Thursday 15 May 2014

Exam Depression

It's that time of the year when students and academics both find themselves in low spirits. The students as they have to take exams, academics because they have to mark said exams. And every year I sit down to a large pile of exam scripts and consider alternate careers where I do not have to deal with the despair of seeing the same desperate attempts encoded in barely comprehensible chicken scratchings.

As an educator I wish to see my students improve, not just in the knowledge they possess but more importantly in the skills needed to make the most of that knowledge. The biggest paradigm shift that students face when progressing from high school to university is the change from simply recalling facts or formulae to being able to understand, reason with, explain, and utilise knowledge, often in situations for which they have not been explicitly shown before. Dealing with the unknown, making judgements, and synthesising new solutions should be critical skills that our students should display.

Unfortunately, even at advanced stages of the undergraduate degree, a large proportion of students are showing that they are still stuck in the old paradigm. Students are thoughtlessly applying formula, they do not understand what the variables represent, use formula in inappropriate contexts, make crucial sign errors that would be obvious if they understood the underlying physical situation. When asked to explain or derive a physical relationship, they just randomly manipulate formula (valid in a regime explicitly not appropriate in the situation presented) without examining the physical basis of the phenomena, leading to entirely erroneous results.

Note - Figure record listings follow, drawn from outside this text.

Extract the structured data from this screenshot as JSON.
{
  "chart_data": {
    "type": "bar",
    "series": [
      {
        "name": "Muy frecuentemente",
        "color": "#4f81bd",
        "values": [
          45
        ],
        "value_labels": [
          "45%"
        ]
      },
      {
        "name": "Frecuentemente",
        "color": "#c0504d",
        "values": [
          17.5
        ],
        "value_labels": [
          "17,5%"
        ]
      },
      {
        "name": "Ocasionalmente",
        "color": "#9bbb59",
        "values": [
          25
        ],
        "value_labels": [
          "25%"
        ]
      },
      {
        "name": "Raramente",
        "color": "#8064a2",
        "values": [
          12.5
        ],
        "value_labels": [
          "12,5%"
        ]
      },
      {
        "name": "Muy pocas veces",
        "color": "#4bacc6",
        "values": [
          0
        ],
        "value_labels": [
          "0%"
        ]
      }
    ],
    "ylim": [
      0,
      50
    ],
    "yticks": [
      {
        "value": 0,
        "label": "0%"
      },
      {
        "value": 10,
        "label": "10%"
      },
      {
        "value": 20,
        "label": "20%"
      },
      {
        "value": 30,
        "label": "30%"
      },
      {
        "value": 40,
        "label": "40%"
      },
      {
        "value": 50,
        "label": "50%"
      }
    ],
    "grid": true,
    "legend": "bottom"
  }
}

Worrying is also the inability to recognise patently wrong answers that are many orders of magnitude out, e.g. the volume of a Krypton atom being half a cubic metre, or that a buoy requiring a terrawatt of optical power to be visible at a range of 5km. Mistakes happen, especially under exam conditions, but not being able to make physical sense of the numbers calculated speaks to a fundamental lack of understanding of basic concepts.

I do not know what can be done practically. Perhaps 12 or 13 years of prior conditioning through primary and secondary education cannot be undone effectively even in 3 or 4 years. But I'd suggest these general steps:
  • Improve mathematical skills. The maths should be the least of your worries allowing you to concentrate on the physical content
  • Put in the effort. Do lots of examples, without reference to solutions. Do difficult problems, stretch your thinking. Learn from your mistakes.
  • Explain to others, discuss things. The best way of learning is trying to teach it to someone else.
  • Integrate your learning. Make connections between subjects. Use knowledge in one area to help learn another.
For all the government rhetoric about universities supplying skilled workers for the economy, we're failing the basic principles of higher education, that of producing graduates who can think critically and effectively.